Summary: A Remembrance Day message asking us to recall that love is the motive for sacrifice.

JOHN 15:13


“Greater love has no one than this, that someone lays down his life for his friends.”

September 11, 2001 shocked a complacent world from its lethargy into enforced wakefulness. Before that day, police and fire fighters were often thought of as necessary nuisances. If nothing else, the events of that day snapped us from what could easily be described as a near universal somnambulation. We were forcibly compelled to acknowledge that we had taken for granted quiet heroes within our society.

As the twin towers of the World Trade Center fell into one massive heap of rubble, all free men and women grieved the loss of life. We North Americans grieved our loss of innocence. Most of all, we each grieved at the needless deaths of brave individuals—firemen and police officers—who died risking their lives so that others might live. The bravery of those who entered those burning buildings is no longer taken for granted, but rather review of the events has only enhanced their valour. Similarly, Canada’s military men and women who serve today in Afghanistan remind us that we dare not assume they are any less than courageously serving for our benefit.

There is in this statement from the Saviour instruction revealing God’s grace toward our fallen race. Courage and love may be confused in the sacrifice of one individual in the place of another, for love compels courage. Without question, we who are Christians will benefit from examination of these precious commodities. May God make us willing to express our gratitude for the courage of quiet heroes among us, and may He make us a people that love others deeply from the heart. Join me in exploration of the twin issues of love and courage.

EVIDENCE OF LOVE — Whatever else may be evident from the statement of the Saviour, an individual’s willingness to sacrifice himself for another is evidence of love. However, death is not of itself an indication of love. There may be many reasons an individual would die—even willingly. I speak cautiously and with deepest humility in saying that motives are seldom pure. Rather, multiple motives may be thrown together leading an individual to the supreme sacrifice.
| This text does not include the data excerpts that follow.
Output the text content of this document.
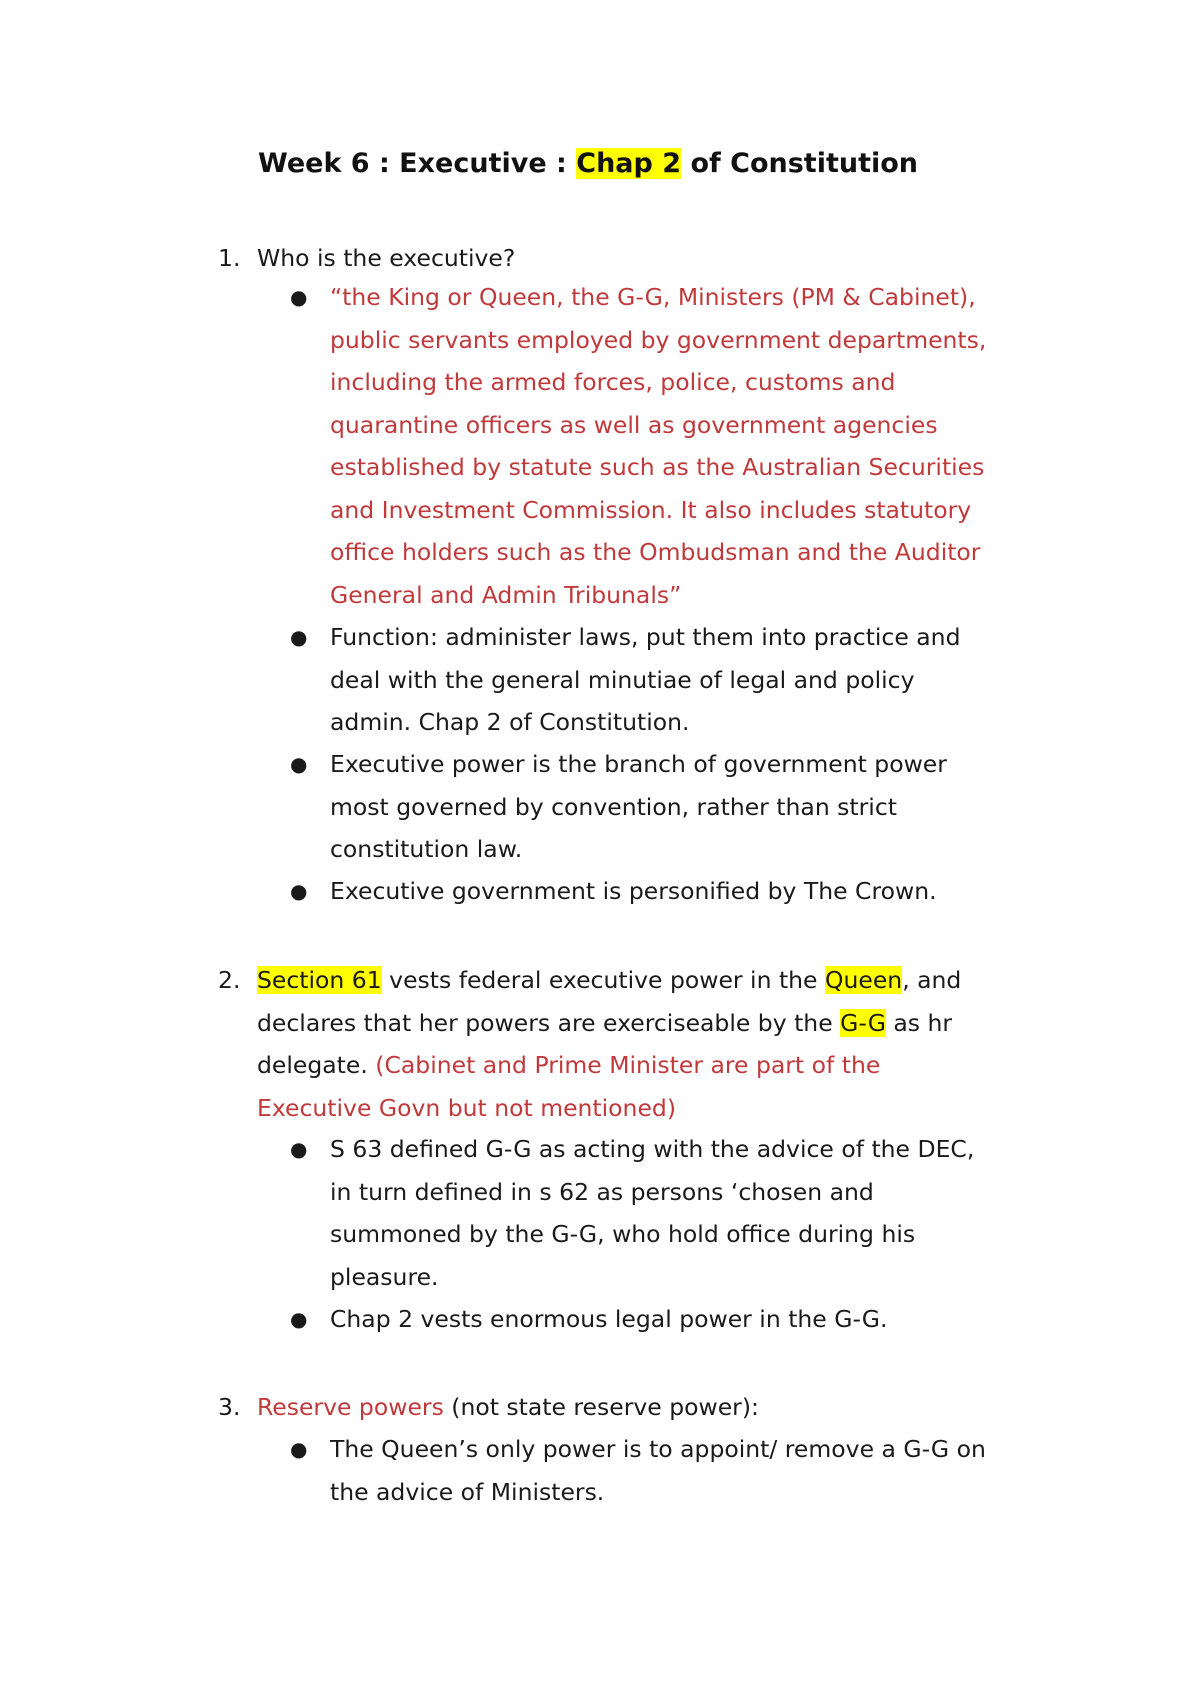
Week 6 : Executive : Chap 2 of Constitution
1. Who is the executive?
● “the King or Queen, the G-G, Ministers (PM & Cabinet),
public servants employed by government departments,
including the armed forces, police, customs and
quarantine officers as well as government agencies
established by statute such as the Australian Securities
and Investment Commission. It also includes statutory
office holders such as the Ombudsman and the Auditor
General and Admin Tribunals”
● Function: administer laws, put them into practice and
deal with the general minutiae of legal and policy
admin. Chap 2 of Constitution.
● Executive power is the branch of government power
most governed by convention, rather than strict
constitution law.
● Executive government is personified by The Crown.
2. Section 61 vests federal executive power in the Queen, and
declares that her powers are exerciseable by the G-G as hr
delegate. (Cabinet and Prime Minister are part of the
Executive Govn but not mentioned)
● S 63 defined G-G as acting with the advice of the DEC,
in turn defined in s 62 as persons ‘chosen and
summoned by the G-G, who hold office during his
pleasure.
● Chap 2 vests enormous legal power in the G-G.
3. Reserve powers (not state reserve power):
● The Queen’s only power is to appoint/ remove a G-G on
the advice of Ministers.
Peer pressure may cause an individual to sacrifice his life. I don’t necessarily mean this in a negative sense. I refer to the sacrifice of brave individuals who have willingly given their lives for members of their own unit during times of war or trauma.

On May 6, 1970, Lance Corporal James Howe, together with two other marines, was occupying a defensive position in a sandy beach area in Vietnam. Enemy sappers suddenly launched a grenade attack against the position, utilising the cover of darkness to carry out their assault. Lance Corporal Howe and his comrades moved to a more advantageous position in order to return suppressive fire. When an enemy grenade landed in their midst, Lance Corporal Howe immediately shouted a warning and then threw himself on the deadly missile, absorbing the blast with his own body.
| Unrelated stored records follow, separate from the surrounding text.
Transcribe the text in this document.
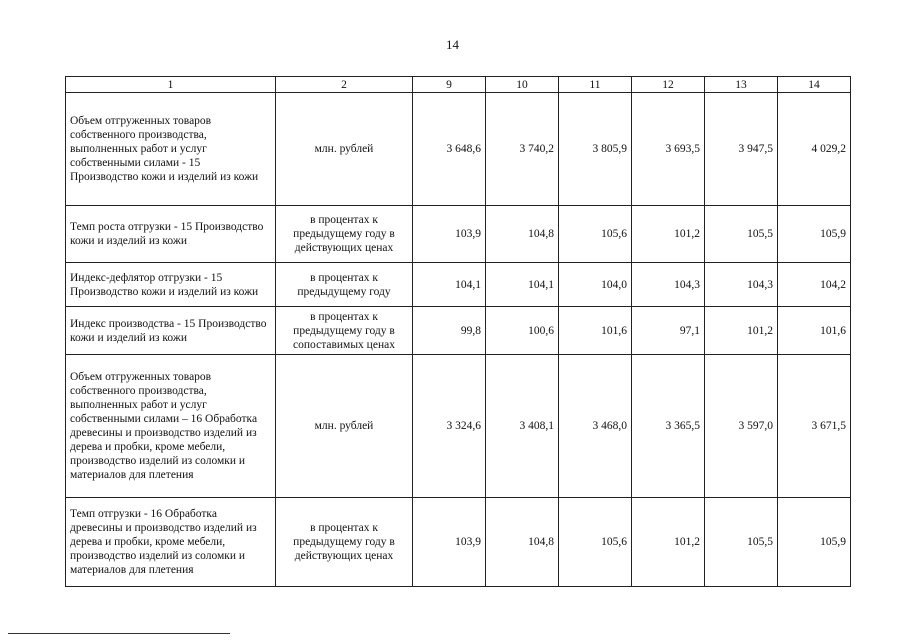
14
1	2	9	10	11	12	13	14
Объем отгруженных товаров собственного производства, выполненных работ и услуг собственными силами - 15 Производство кожи и изделий из кожи	млн. рублей	3 648,6	3 740,2	3 805,9	3 693,5	3 947,5	4 029,2
Темп роста отгрузки - 15 Производство кожи и изделий из кожи	в процентах к предыдущему году в действующих ценах	103,9	104,8	105,6	101,2	105,5	105,9
Индекс-дефлятор отгрузки - 15 Производство кожи и изделий из кожи	в процентах к предыдущему году	104,1	104,1	104,0	104,3	104,3	104,2
Индекс производства - 15 Производство кожи и изделий из кожи	в процентах к предыдущему году в сопоставимых ценах	99,8	100,6	101,6	97,1	101,2	101,6
Объем отгруженных товаров собственного производства, выполненных работ и услуг собственными силами – 16 Обработка древесины и производство изделий из дерева и пробки, кроме мебели, производство изделий из соломки и материалов для плетения	млн. рублей	3 324,6	3 408,1	3 468,0	3 365,5	3 597,0	3 671,5
Темп отгрузки - 16 Обработка древесины и производство изделий из дерева и пробки, кроме мебели, производство изделий из соломки и материалов для плетения	в процентах к предыдущему году в действующих ценах	103,9	104,8	105,6	101,2	105,5	105,9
Andrew Mynarski of Winnipeg and Pat Brophy were tail gunners in the RCAF. At 12:00 am June 13, the two men and the rest of the crew were aboard their Lancaster, A for Able, crossing the coastline of France, and keeping a look out for anti-aircraft artillery. Shortly after the Lancaster crossed into enemy lines, it was “coned” in searchlights and the pilot began evasive manoeuvres. Within minutes, Brophy spotted a German Junkers firing rapidly. As he and Mynarski pivoted their guns to take aim, the Lancaster was hit. Brophy remembers noting that it was 13 minutes past midnight.

A burst tore through the fuselage, igniting the wing fuel tank, and knocking out both engines. Fire ripped through the plane, separating the two gunners and destroying the intercom. The pilot gave the signal for all crew to bail out. Mynarski was half way out of the rear hatch and about to jump when he looked back and saw Brophy struggling to get out of his turret. The hydraulic pivot system had been shot up, and Brophy was trapped. All the rest of the crew had already bailed, and the burning plane was bucking wildly. But Mynarski threw himself to the floor, and made his way through the flames to try to help Brophy escape. With his hair and clothing burning, Mynarski struggled in vain to turn Brophy’s turret manually, but both men knew that it simply would not go. Brophy ordered Mynarski to get out while he could, and Mynarski made his way back through the growing wall of fire to the hatch, turned to salute his friend, and then made the leap. Mynarski’s descent was clearly seen from below. His clothing and parachute were burning, and as he fell, the flames went higher. Although he survived the jump, he died within hours from his burns.